Campaign Experiment Report
Adobe 2022
Overview
Campaign experiment report is an out-of-box report provided by Adobe Journey Optimizer for marketers to view the results of the campaign experiment and performance of each treatment to gain insights & make decision on the experiment. This was a new feature added to the product.
Team & Role
I played the product designer role collaborating with PM, engineering & researcher, designed the UI & UX of the product.
Marketers need a way to track the performance of a content experiment and know the results of the testing for next actions.
The problem
The experimentation report would be provided in both campaigns or journeys that have content experiment. The campaigns and journeys already have reports for delivery and channel performance data. I created the flow chart to show how the experimentation report would be organized within campaign and journey report.
User flow
Key Research Findings
1.Data is great, but I want something readable to tell me the status of the experiment.
In the initial test version, the experiment's winner was highlighted at the top along with key performance metrics, followed by a table of the experiment results. To my surprise, many users I spoke with during the research didn’t understand the experiment's status, as they either missed or didn’t grasp the meaning of the “Conclusive” badge. Additionally, users found the results table difficult to interpret due to the abundance of data, leaving them unsure of what to focus on.
2. Users’ knowledge of reading the chart varies.

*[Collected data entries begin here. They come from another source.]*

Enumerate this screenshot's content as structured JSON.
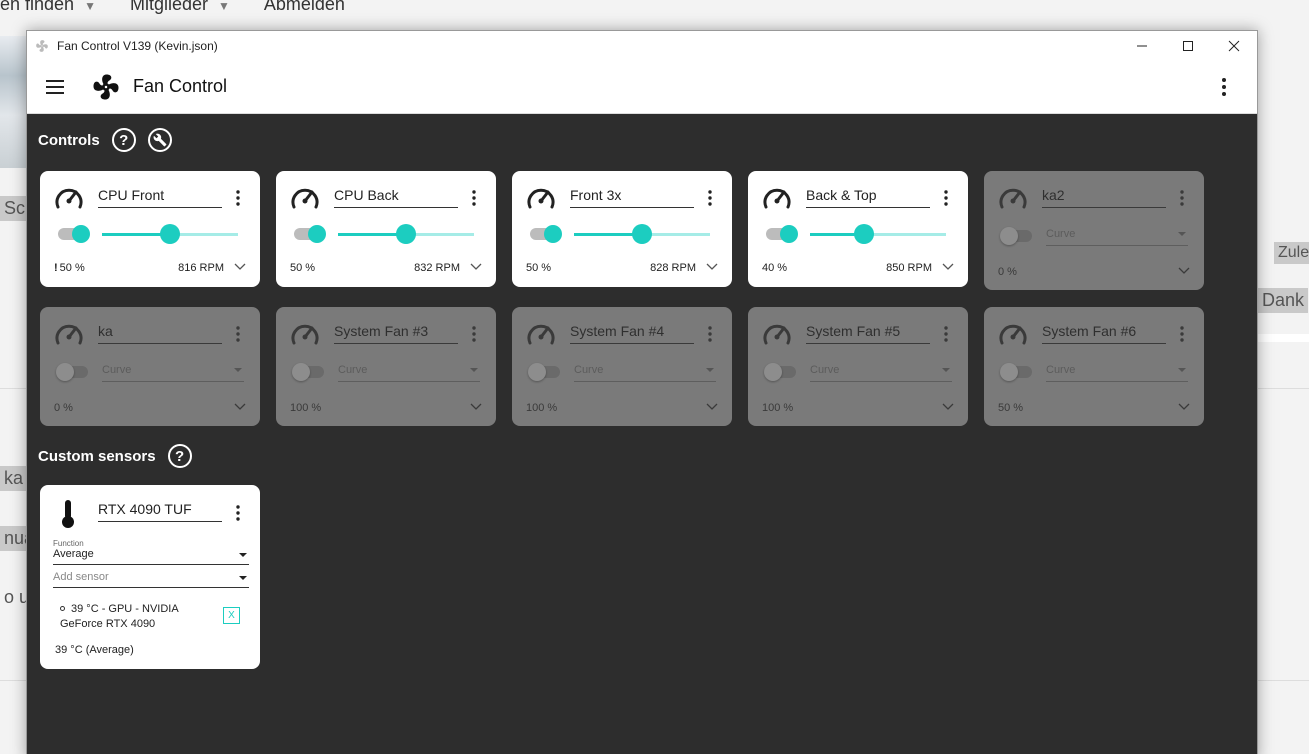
{
  "background": {
    "nav": [
      "en finden",
      "Mitglieder",
      "Abmelden"
    ],
    "labels": [
      "Scre",
      "Zulet",
      "Dank",
      "ka",
      "nua",
      "o un"
    ]
  },
  "window": {
    "title": "Fan Control V139 (Kevin.json)",
    "app_title": "Fan Control"
  },
  "controls": {
    "heading": "Controls",
    "help_glyph": "?",
    "cards": [
      {
        "name": "CPU Front",
        "enabled": true,
        "warn": "!",
        "percent": "50 %",
        "rpm": "816 RPM",
        "level": 0.5
      },
      {
        "name": "CPU Back",
        "enabled": true,
        "warn": "",
        "percent": "50 %",
        "rpm": "832 RPM",
        "level": 0.5
      },
      {
        "name": "Front 3x",
        "enabled": true,
        "warn": "",
        "percent": "50 %",
        "rpm": "828 RPM",
        "level": 0.5
      },
      {
        "name": "Back & Top",
        "enabled": true,
        "warn": "",
        "percent": "40 %",
        "rpm": "850 RPM",
        "level": 0.4
      },
      {
        "name": "ka2",
        "enabled": false,
        "curve": "Curve",
        "percent": "0 %"
      },
      {
        "name": "ka",
        "enabled": false,
        "curve": "Curve",
        "percent": "0 %"
      },
      {
        "name": "System Fan #3",
        "enabled": false,
        "curve": "Curve",
        "percent": "100 %"
      },
      {
        "name": "System Fan #4",
        "enabled": false,
        "curve": "Curve",
        "percent": "100 %"
      },
      {
        "name": "System Fan #5",
        "enabled": false,
        "curve": "Curve",
        "percent": "100 %"
      },
      {
        "name": "System Fan #6",
        "enabled": false,
        "curve": "Curve",
        "percent": "50 %"
      }
    ]
  },
  "custom_sensors": {
    "heading": "Custom sensors",
    "help_glyph": "?",
    "card": {
      "name": "RTX 4090 TUF",
      "function_label": "Function",
      "function_value": "Average",
      "add_sensor_placeholder": "Add sensor",
      "entry_line1": "39 °C - GPU - NVIDIA",
      "entry_line2": "GeForce RTX 4090",
      "remove_label": "X",
      "result": "39 °C (Average)"
    }
  },
  "colors": {
    "accent": "#1ccdc0",
    "accent_light": "#a5ece7",
    "panel_bg": "#2d2d2d",
    "card_disabled": "#7a7a7a"
  }
}
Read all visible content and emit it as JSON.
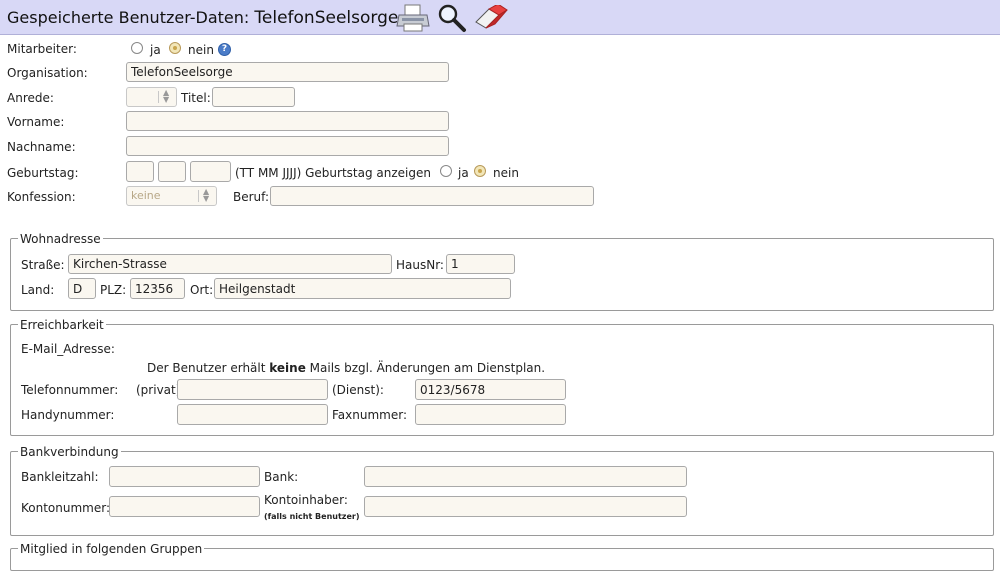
{
  "header": {
    "title_prefix": "Gespeicherte Benutzer-Daten:",
    "title_name": "TelefonSeelsorge"
  },
  "form": {
    "mitarbeiter": {
      "label": "Mitarbeiter:",
      "option_yes": "ja",
      "option_no": "nein",
      "selected": "nein",
      "help": "?"
    },
    "organisation": {
      "label": "Organisation:",
      "value": "TelefonSeelsorge"
    },
    "anrede": {
      "label": "Anrede:",
      "value": ""
    },
    "titel": {
      "label": "Titel:",
      "value": ""
    },
    "vorname": {
      "label": "Vorname:",
      "value": ""
    },
    "nachname": {
      "label": "Nachname:",
      "value": ""
    },
    "geburtstag": {
      "label": "Geburtstag:",
      "day": "",
      "month": "",
      "year": "",
      "format_hint": "(TT MM JJJJ) Geburtstag anzeigen",
      "option_yes": "ja",
      "option_no": "nein",
      "selected": "nein"
    },
    "konfession": {
      "label": "Konfession:",
      "value": "keine"
    },
    "beruf": {
      "label": "Beruf:",
      "value": ""
    }
  },
  "wohnadresse": {
    "legend": "Wohnadresse",
    "strasse_label": "Straße:",
    "strasse": "Kirchen-Strasse",
    "hausnr_label": "HausNr:",
    "hausnr": "1",
    "land_label": "Land:",
    "land": "D",
    "plz_label": "PLZ:",
    "plz": "12356",
    "ort_label": "Ort:",
    "ort": "Heilgenstadt"
  },
  "erreichbarkeit": {
    "legend": "Erreichbarkeit",
    "email_label": "E-Mail_Adresse:",
    "notice_before": "Der Benutzer erhält ",
    "notice_bold": "keine",
    "notice_after": " Mails bzgl. Änderungen am Dienstplan.",
    "telefon_label": "Telefonnummer:",
    "privat_label": "(privat)",
    "telefon_privat": "",
    "dienst_label": "(Dienst):",
    "telefon_dienst": "0123/5678",
    "handy_label": "Handynummer:",
    "handy": "",
    "fax_label": "Faxnummer:",
    "fax": ""
  },
  "bankverbindung": {
    "legend": "Bankverbindung",
    "blz_label": "Bankleitzahl:",
    "blz": "",
    "bank_label": "Bank:",
    "bank": "",
    "konto_label": "Kontonummer:",
    "konto": "",
    "inhaber_label": "Kontoinhaber:",
    "inhaber_note": "(falls nicht Benutzer)",
    "inhaber": ""
  },
  "gruppen": {
    "legend": "Mitglied in folgenden Gruppen"
  },
  "icons": {
    "print": "printer-icon",
    "search": "magnifier-icon",
    "erase": "eraser-icon"
  }
}
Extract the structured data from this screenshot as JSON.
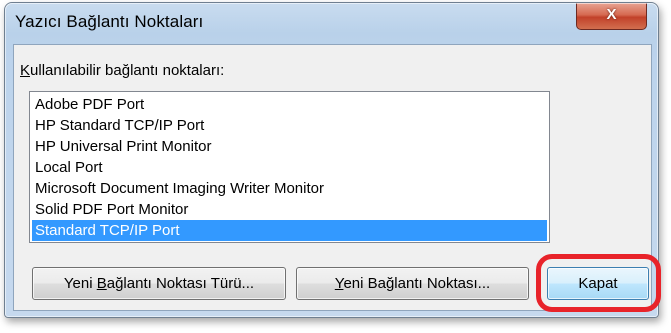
{
  "window": {
    "title": "Yazıcı Bağlantı Noktaları",
    "close_label": "X"
  },
  "ports_label": "Kullanılabilir bağlantı noktaları:",
  "ports": [
    "Adobe PDF Port",
    "HP Standard TCP/IP Port",
    "HP Universal Print Monitor",
    "Local Port",
    "Microsoft Document Imaging Writer Monitor",
    "Solid PDF Port Monitor",
    "Standard TCP/IP Port"
  ],
  "selected_port": "Standard TCP/IP Port",
  "buttons": {
    "new_port_type": "Yeni Bağlantı Noktası Türü...",
    "new_port": "Yeni Bağlantı Noktası...",
    "close": "Kapat"
  },
  "colors": {
    "selection": "#3399ff",
    "highlight_ring": "#e8232a"
  }
}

This report is designed to serve multiple user roles, not just optimization or experiment marketers who are more familiar with analyzing experiment results. The confidence interval is a critical indicator for helping users understand treatment performance and decide on next steps. However, research revealed that some users struggled to interpret the confidence interval chart due to differences in their knowledge levels. In the first version, when the confidence interval was embedded within the results table as small bars, some users even mistook it for a slider they could control. This made me realize that a complex chart like this doesn’t belong in the table. Users need a larger chart for clearer data comparisons, along with clear guidance on how to interpret it.
3. Reporting is not all about data is also about knowing what works and what don’t.
When it comes to reporting, most people assume it’s all about analytics. But is that really all users are looking for in reports? During the research, participants frequently asked about the experiment setup, the target audience, and what each treatment involved. This feedback highlighted that the users reading the report might not be the ones who created the experiment. Ultimately, the goal of an experiment is to understand which content works better, not just to identify the winning treatment.
1.Clarify the experiment status:
I designed a new custom widget for the experiment status by using a readable sentence to give a brief explanation of that conclusive status.
The big number widget was discard and replaced with the new summary widgets.
Reduce the info inside the results table. The most important widget was moved to the end of the table with a column divider added. And the complex confidence interval column was moved to a new separated widget, which I am going to explain next.
Iteration
2. Give space to the complex chart
I designed a new chart widget for the confidence interval and included a brief guide on how to interpret it, complete with examples.
The updated chart features an axis and a zero line, making the data range much clearer for users.
Users can hover over the chart for additional information and have the option to add multiple metrics for a more comprehensive evaluation of the experiment results.
3.Show more context
To give more context to the audience who might see this experiment for the first time, I designed a dedicated widget for the experiment settings and removed the condensed audience distribution info on the top.
Additionally, the thumbnails in the experiment results chart allow the users to click and view the screenshot of the treatment. In that way, the winning experiment is not a name or label anymore. The users can directly connect the data with content in the report without going back to check the campaign details.
Reflection
Reporting is not just about beautiful data visualizations, users use the reports for a specific goal especially in this experiment report scenario. I have learned a lot from the user research and usability testing. If the users doesn’t understand what this report is showing then it becomes useless. How to make this report more readable and to serve users of different roles & knowledge was the biggest challenge to me. I am glad that the feedback for the final design was very positive.